The Latin church, after the split of the empire into its Eastern and Western halves, and the consequent fading away of the Western half, had to lean heavily on the pope as the "who is the last word authority?" instead of the emperor, and that involved (as we get to see with the Synod of Whitby, the English Reformation where claims to Caesaropapism were initially made by Henry VIII as his justification, and later tussles between Gallicianism and Ultramontanism) building up and enforcing the authority of the pope as the last word.
That meant that when Catholicism went to other lands, it was able to adapt without losing that central authority. Russian Orthodoxy might arise out of Greek Orthodoxy and become its own church, but the Japanese church or the American church or the Irish church was all under the authority of Rome, which was able to crack down on (to varying degrees) any departures from the liturgy, the rubrics and dogma.

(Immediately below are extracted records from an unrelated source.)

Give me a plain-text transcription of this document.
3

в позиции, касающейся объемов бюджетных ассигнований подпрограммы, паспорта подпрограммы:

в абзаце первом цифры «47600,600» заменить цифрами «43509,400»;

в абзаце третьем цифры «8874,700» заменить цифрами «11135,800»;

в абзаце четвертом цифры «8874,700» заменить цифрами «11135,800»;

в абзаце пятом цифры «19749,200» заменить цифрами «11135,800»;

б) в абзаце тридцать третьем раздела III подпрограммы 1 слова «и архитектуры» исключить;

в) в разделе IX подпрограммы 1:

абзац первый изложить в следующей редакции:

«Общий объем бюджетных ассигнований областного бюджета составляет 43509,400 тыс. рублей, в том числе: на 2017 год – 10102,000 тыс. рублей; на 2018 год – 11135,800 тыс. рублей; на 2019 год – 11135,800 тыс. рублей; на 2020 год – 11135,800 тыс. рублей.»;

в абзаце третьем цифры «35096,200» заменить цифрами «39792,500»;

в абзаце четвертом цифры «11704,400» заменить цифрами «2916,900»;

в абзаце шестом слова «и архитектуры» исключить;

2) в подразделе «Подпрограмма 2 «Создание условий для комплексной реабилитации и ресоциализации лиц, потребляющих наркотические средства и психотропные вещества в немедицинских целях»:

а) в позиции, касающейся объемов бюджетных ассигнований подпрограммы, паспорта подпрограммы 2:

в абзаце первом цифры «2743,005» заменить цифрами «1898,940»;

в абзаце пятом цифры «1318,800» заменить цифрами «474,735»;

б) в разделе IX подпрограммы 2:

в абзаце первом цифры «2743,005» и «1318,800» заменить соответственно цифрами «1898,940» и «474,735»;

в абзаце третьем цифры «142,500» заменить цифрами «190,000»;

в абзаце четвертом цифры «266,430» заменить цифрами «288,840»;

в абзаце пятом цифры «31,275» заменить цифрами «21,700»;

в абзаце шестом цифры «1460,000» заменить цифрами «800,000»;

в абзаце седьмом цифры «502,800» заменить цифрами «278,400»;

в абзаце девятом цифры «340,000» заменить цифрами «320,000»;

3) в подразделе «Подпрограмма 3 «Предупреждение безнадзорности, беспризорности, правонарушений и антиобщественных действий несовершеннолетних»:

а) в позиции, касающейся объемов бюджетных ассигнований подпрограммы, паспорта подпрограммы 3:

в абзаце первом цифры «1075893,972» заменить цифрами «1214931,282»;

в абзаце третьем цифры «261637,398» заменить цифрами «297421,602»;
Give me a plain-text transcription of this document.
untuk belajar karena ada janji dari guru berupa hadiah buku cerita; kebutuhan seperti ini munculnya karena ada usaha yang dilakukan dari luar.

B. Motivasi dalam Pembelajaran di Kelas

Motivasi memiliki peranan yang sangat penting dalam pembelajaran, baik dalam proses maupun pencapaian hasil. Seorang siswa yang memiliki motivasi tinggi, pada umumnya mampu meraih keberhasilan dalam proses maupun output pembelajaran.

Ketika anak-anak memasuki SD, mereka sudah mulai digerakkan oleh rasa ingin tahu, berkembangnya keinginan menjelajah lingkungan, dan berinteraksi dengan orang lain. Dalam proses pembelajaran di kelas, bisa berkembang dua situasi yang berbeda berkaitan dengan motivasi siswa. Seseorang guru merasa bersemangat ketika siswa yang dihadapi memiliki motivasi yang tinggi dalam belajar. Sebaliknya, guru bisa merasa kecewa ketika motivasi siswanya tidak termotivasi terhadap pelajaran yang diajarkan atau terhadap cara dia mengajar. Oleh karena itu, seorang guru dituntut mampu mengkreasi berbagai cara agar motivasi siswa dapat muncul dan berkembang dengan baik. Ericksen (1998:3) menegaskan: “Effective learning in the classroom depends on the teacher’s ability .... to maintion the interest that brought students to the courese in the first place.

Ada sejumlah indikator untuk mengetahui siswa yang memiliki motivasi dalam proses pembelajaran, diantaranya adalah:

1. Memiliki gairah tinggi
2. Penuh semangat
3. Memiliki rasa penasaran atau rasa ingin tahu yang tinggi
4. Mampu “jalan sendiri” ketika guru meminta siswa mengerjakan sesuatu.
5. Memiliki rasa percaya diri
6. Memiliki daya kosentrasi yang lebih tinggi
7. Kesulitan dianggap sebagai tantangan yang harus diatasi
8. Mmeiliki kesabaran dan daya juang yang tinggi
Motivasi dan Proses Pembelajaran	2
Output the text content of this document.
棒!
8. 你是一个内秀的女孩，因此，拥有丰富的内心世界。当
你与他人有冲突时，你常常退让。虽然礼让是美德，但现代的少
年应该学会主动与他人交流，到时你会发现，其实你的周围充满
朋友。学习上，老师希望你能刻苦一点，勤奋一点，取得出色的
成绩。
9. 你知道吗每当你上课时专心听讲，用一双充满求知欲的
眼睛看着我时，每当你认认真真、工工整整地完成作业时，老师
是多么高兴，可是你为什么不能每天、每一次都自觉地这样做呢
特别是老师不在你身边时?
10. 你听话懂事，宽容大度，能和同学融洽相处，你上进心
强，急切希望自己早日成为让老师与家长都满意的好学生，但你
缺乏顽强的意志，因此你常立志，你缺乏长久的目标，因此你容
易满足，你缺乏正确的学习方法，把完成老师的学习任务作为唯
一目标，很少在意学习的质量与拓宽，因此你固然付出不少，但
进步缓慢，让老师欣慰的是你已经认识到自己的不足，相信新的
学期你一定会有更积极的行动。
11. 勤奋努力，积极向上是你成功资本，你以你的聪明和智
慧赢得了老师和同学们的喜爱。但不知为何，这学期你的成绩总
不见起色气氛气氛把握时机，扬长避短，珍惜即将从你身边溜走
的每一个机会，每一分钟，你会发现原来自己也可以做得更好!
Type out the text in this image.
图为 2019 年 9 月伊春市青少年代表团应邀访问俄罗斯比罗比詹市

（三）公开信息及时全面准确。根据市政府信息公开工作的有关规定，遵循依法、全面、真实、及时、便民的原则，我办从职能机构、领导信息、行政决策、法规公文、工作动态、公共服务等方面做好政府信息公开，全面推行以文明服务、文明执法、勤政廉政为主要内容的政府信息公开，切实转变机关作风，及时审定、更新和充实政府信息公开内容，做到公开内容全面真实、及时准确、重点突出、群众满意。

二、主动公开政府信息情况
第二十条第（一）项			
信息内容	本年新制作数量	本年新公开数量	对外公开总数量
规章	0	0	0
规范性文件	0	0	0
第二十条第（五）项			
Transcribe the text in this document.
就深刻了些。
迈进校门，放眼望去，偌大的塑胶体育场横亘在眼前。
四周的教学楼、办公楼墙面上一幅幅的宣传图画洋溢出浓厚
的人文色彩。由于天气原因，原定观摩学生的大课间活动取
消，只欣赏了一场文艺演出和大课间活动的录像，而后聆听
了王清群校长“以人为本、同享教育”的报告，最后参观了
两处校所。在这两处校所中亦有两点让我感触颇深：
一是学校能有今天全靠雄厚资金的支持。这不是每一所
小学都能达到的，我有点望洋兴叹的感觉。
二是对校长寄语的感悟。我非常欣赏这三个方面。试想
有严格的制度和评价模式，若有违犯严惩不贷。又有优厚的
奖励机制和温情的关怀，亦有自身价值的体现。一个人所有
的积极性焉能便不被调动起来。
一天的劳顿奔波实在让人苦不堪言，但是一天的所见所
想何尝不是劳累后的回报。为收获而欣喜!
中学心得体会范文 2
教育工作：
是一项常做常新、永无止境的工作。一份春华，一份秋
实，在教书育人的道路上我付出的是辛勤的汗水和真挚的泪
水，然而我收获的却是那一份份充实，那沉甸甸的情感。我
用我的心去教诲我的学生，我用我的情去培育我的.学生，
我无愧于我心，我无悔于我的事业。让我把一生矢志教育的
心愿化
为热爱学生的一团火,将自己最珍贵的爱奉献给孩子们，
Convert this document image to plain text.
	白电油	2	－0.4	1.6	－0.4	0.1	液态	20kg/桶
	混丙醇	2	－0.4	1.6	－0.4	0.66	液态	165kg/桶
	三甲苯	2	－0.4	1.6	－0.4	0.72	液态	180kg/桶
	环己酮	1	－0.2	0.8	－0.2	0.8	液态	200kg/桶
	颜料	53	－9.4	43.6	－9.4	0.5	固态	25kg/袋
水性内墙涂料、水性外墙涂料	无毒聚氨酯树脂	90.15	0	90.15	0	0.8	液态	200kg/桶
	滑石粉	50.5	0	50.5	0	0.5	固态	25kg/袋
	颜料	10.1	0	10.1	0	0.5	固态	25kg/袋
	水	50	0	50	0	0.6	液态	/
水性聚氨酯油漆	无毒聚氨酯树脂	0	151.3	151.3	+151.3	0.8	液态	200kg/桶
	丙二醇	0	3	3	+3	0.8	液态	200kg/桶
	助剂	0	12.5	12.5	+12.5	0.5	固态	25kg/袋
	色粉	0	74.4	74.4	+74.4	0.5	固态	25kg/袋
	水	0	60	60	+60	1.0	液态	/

The Orthodox churches that went to America, however, still retained their national characteristics, still catered mostly to the immigrant population of that particular ethnicity, and wasn't intelligible to Protestantism as Catholicism was - after all, the Protestant churches had fissioned away from Rome, not Constantinople and Moscow.
So the theology makes most sense and most appeals to you, but it's not as easy as "just find the local Orthodox parish and start RCIA".
I wish you good luck with your journey and hope you find harbour someday.